DS Review

Brothers in Arms DS

Paul discovers a convincing WWII experience on the DS

Brothers in Arms caused quite stir back in the day when it made its PC release. Critics waxed lyrical about its open maps and believable interactive worlds that simply behaved as you would expect it to; blowing a truck of soldiers over sent them sprawling onto the road to pick themselves up and run for cover. They achieved the sort of non-linear open experience that had become so rare in the World War II genre.

It seems that Gearbox Software is looking to pull the same trick again. The first DS outing for the franchise is already turning a few heads. This is mainly down to its impressive game engine that delivers a genuine over the shoulder 3D run-and-gun battlefield experience, all in the palm of your hand. It's impressive and not only matches up to the visual quality of Metroid Prime Hunters but also achieves this in a densely populated environment that bristles not only with scenery but vehicles, men and buildings.

Like other DS 3D game engines, the frame-rate is kept high by allowing the background textures to get pixelated and blocky; this trade off willing to sacrifice the look to maintain the feel. Because of this, screenshots don't really do the game justice. Much like Gran Turismo on the good old PS1, you could live with the background pixelation because the main elements moved smoothly and believably. The downside with this approach is that once you have set your stall out in this way, the game succeeds or fails on its ability to create a believable world in which to play, something Gran Turismo achieved with its wonderful physics. Not wanting to let the cat out of the bag too soon, but Band of Brothers achieves this by convincing us that we are partaking in a genuinely persistent and ongoing battlefield environment. Brothers in Arms DS

The visual experience is enhanced by some excellent sounds and voice-work. Whilst this avoids becoming overbearing, the effects and voices add a surprising amount of depth to proceedings. As with most DS games it's not until you don a pair of headphones and jack-in that the audio really starts to come to life. The intelligent use of the DS's stereo adds a real air of drama and helps you locate where the action is at.

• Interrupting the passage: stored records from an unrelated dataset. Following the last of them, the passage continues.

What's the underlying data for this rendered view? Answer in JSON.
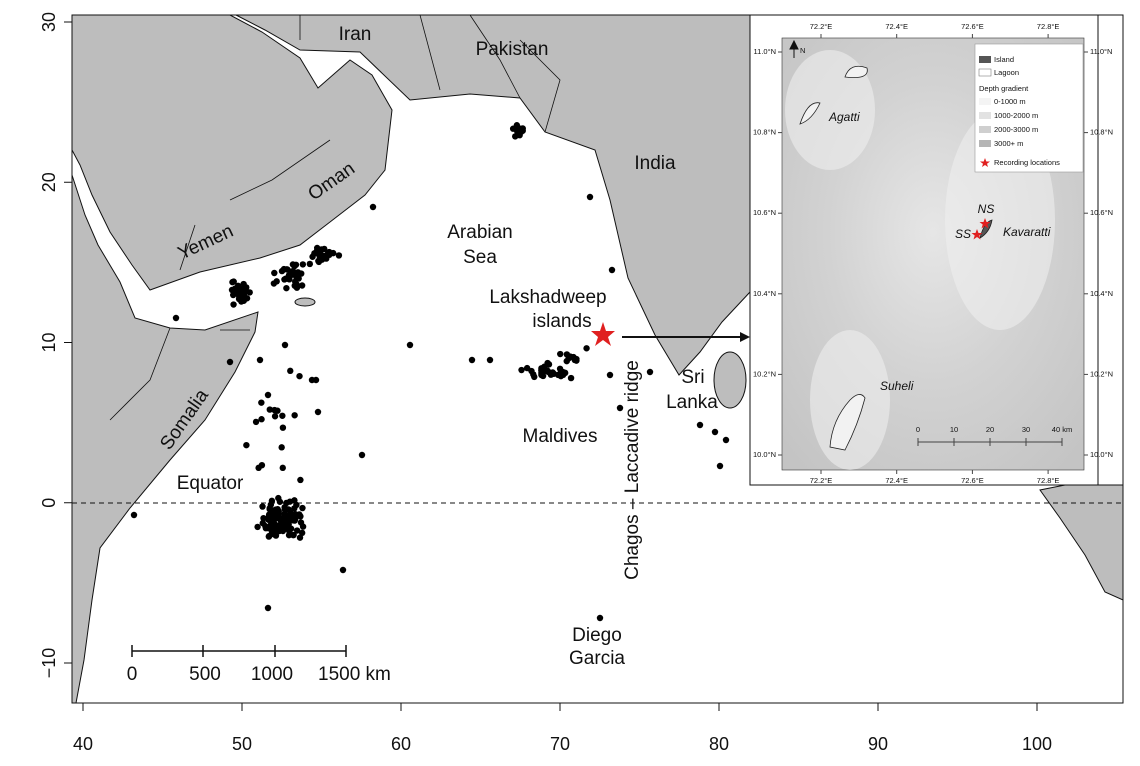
{
  "map": {
    "x_ticks": [
      40,
      50,
      60,
      70,
      80,
      90,
      100
    ],
    "y_ticks": [
      {
        "value": -10,
        "label": "−10"
      },
      0,
      10,
      20,
      30
    ],
    "labels": {
      "iran": "Iran",
      "pakistan": "Pakistan",
      "india": "India",
      "oman": "Oman",
      "yemen": "Yemen",
      "somalia": "Somalia",
      "arabian_sea": [
        "Arabian",
        "Sea"
      ],
      "lakshadweep": [
        "Lakshadweep",
        "islands"
      ],
      "sri_lanka": [
        "Sri",
        "Lanka"
      ],
      "maldives": "Maldives",
      "equator": "Equator",
      "ridge": "Chagos – Laccadive ridge",
      "diego_garcia": [
        "Diego",
        "Garcia"
      ]
    },
    "scale_bar": [
      "0",
      "500",
      "1000",
      "1500 km"
    ],
    "inset": {
      "lon_ticks": [
        "72.2°E",
        "72.4°E",
        "72.6°E",
        "72.8°E"
      ],
      "lat_ticks": [
        "11.0°N",
        "10.8°N",
        "10.6°N",
        "10.4°N",
        "10.2°N",
        "10.0°N"
      ],
      "north": "N",
      "legend": {
        "island": "Island",
        "lagoon": "Lagoon",
        "depth_title": "Depth gradient",
        "depths": [
          "0-1000 m",
          "1000-2000 m",
          "2000-3000 m",
          "3000+ m"
        ],
        "recording": "Recording locations"
      },
      "places": {
        "agatti": "Agatti",
        "kavaratti": "Kavaratti",
        "suheli": "Suheli",
        "ns": "NS",
        "ss": "SS"
      },
      "scale_bar": [
        "0",
        "10",
        "20",
        "30",
        "40 km"
      ]
    }
  }
}
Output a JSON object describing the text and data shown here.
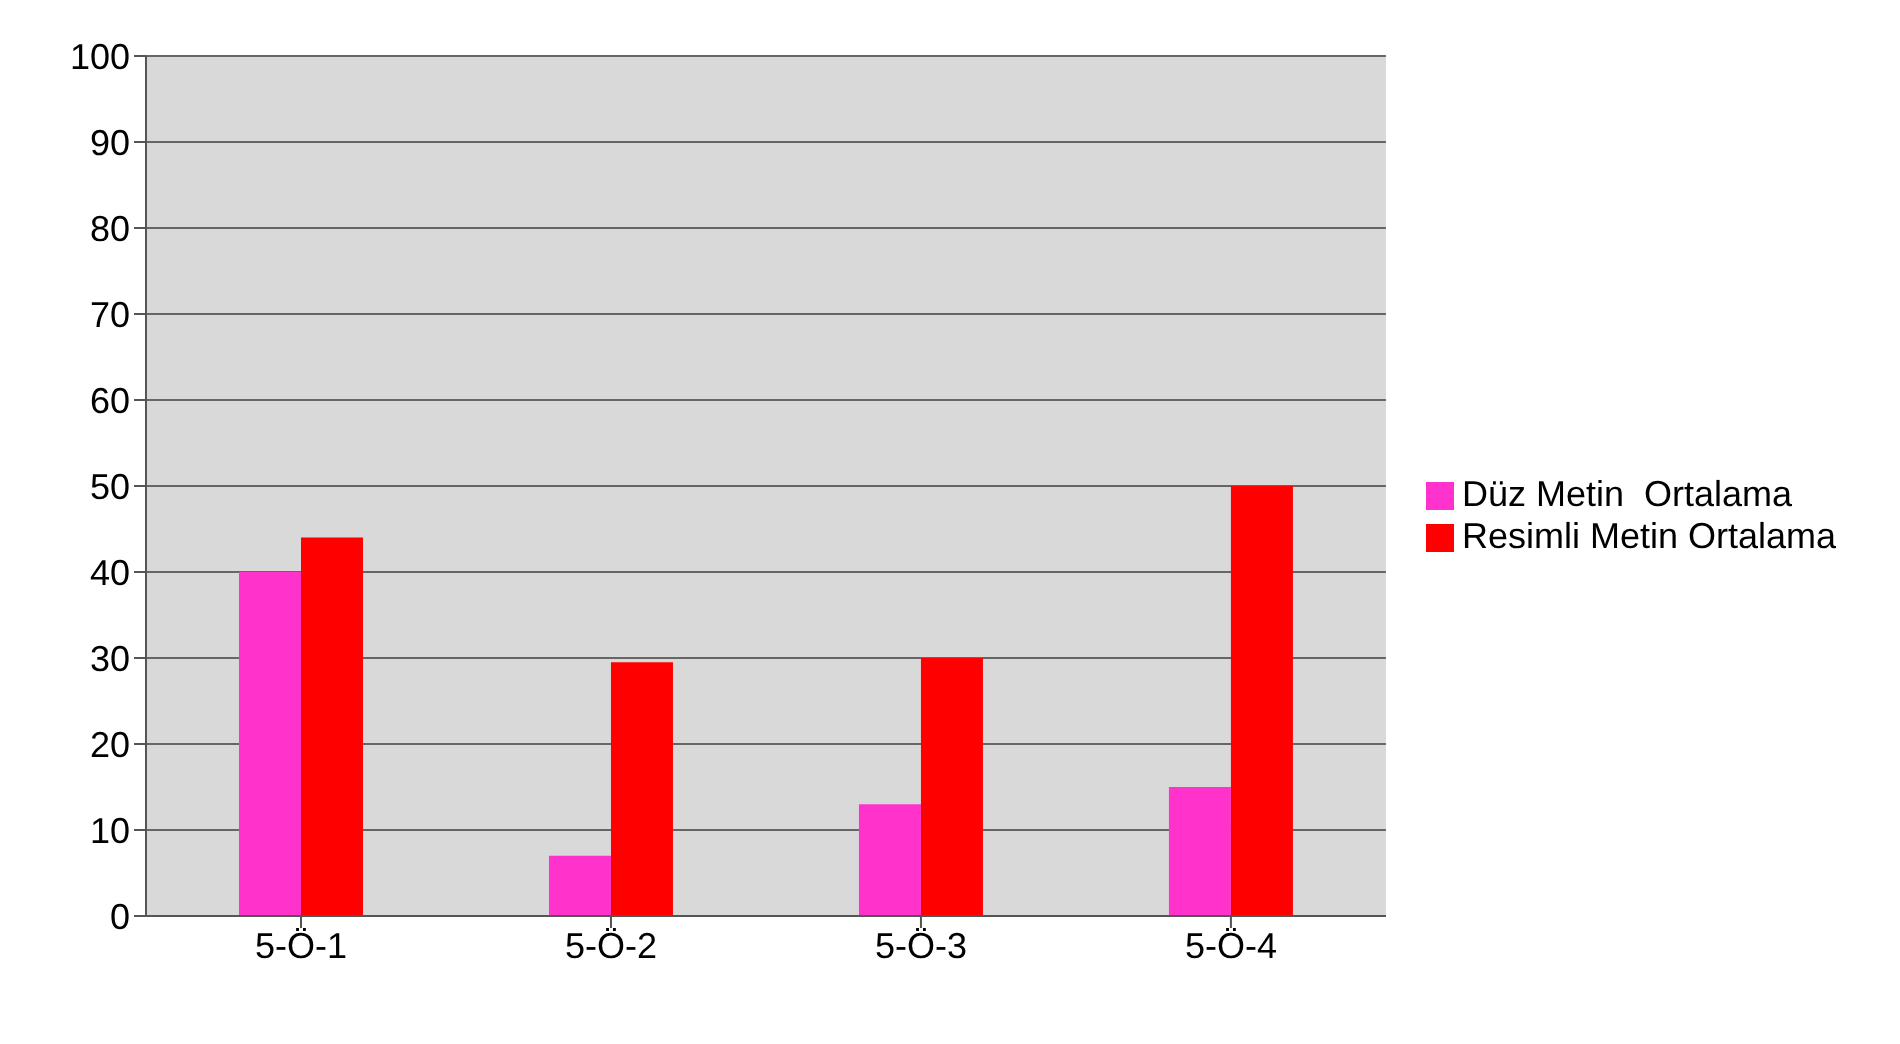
{
  "chart_data": {
    "type": "bar",
    "categories": [
      "5-Ö-1",
      "5-Ö-2",
      "5-Ö-3",
      "5-Ö-4"
    ],
    "series": [
      {
        "name": "Düz Metin  Ortalama",
        "color": "#ff33cc",
        "values": [
          40,
          7,
          13,
          15
        ]
      },
      {
        "name": "Resimli Metin Ortalama",
        "color": "#ff0000",
        "values": [
          44,
          29.5,
          30,
          50
        ]
      }
    ],
    "ylim": [
      0,
      100
    ],
    "yticks": [
      0,
      10,
      20,
      30,
      40,
      50,
      60,
      70,
      80,
      90,
      100
    ],
    "grid": "y",
    "legend": "right"
  }
}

Your first encounter with the game proper certainly provides plenty of sensory input. As you hang from your parachute you survey the scene as planes crash, comrades take out tanks and minor scuffles break out between the two opposing forces. It's enough to send chills down even hardened veterans' spines. Once you are free from the parachute the first level introduces you to the basic mechanics of movement. The stylus is used on the lower screen to look around whilst the D-Pad is used to run and strafe, much like we have become used to in Metroid Prime. Icons on the bottom screen can be dragged into play to reload your weapon, zoom in for sniping or throw grenades. The grenade aiming alone is genius, drag one of these bad boys into play and the display zooms ahead over the enemy troops, you then use the stylus to determine where it should land, this is a simple mechanic that has been well thought through and works really well. There is even a robust cover-mechanic, although you do have to adjust your aim once you have popped your head out. It all has the feel of a fully-fledged console title rather than a handheld game. It is head and shoulders above many previous first-person shooters (FPS) that have been attempted. The only down side on the control front is the inability to adjust the sensitivity of the stylus. Interestingly, there is no need for a inverse look option as touching the screen only makes sense with an up-is-up set-up (although I could be proved wrong).

The game guides you through its levels with a series of way-points. Although this obviously prevents you from going off piste, it makes the game feel much more contained than it actually is. This detracts from its believability, which as we have said is the lifeblood of the experience. As the game develops these way-points do become less of a focus as your objectives become more complex; but we're never too far from getting from A to B whilst killing C. Obviously, this may be a limitation of the genre rather than the execution but it does feel like a less nannying approach to player guidance would have stood them in better stead. The action is helped by the discovery that you can drive a variety of vehicles such as tanks and jeeps. Pausing a while to again be impressed by just how fully featured the game is, we did find it took some time to adjust to the different controls of each. Whilst this was obviously intended to communicate the different driving experiences it seemed a little overplayed at times turning the jeep into a skittish young fawn scampering all over the place.

The difficulty of each level has obviously been set with the wider DS audience in mind. Things proceed at a much less demanding rate than we'd come to expect from home console versions. Although this makes a lot of sense for the more casual market it does make your first encounter with a level a little easy at times. You can revisit them on a harder setting but by then the beans have been spilt and it's never quite as exciting the second time through. Brothers in Arms DS

Once you consider the quality and full-featured nature of this title, not to mention multiplayer modes and veteran difficulty settings to give you a reason for another tour of duty, you have got a great little package. Gearbox Software have managed to squeeze another ounce or two of power out of the DS, and it's all put to very good use. The game ultimately makes a success of itself because the experience is not only believable, but great fun to play.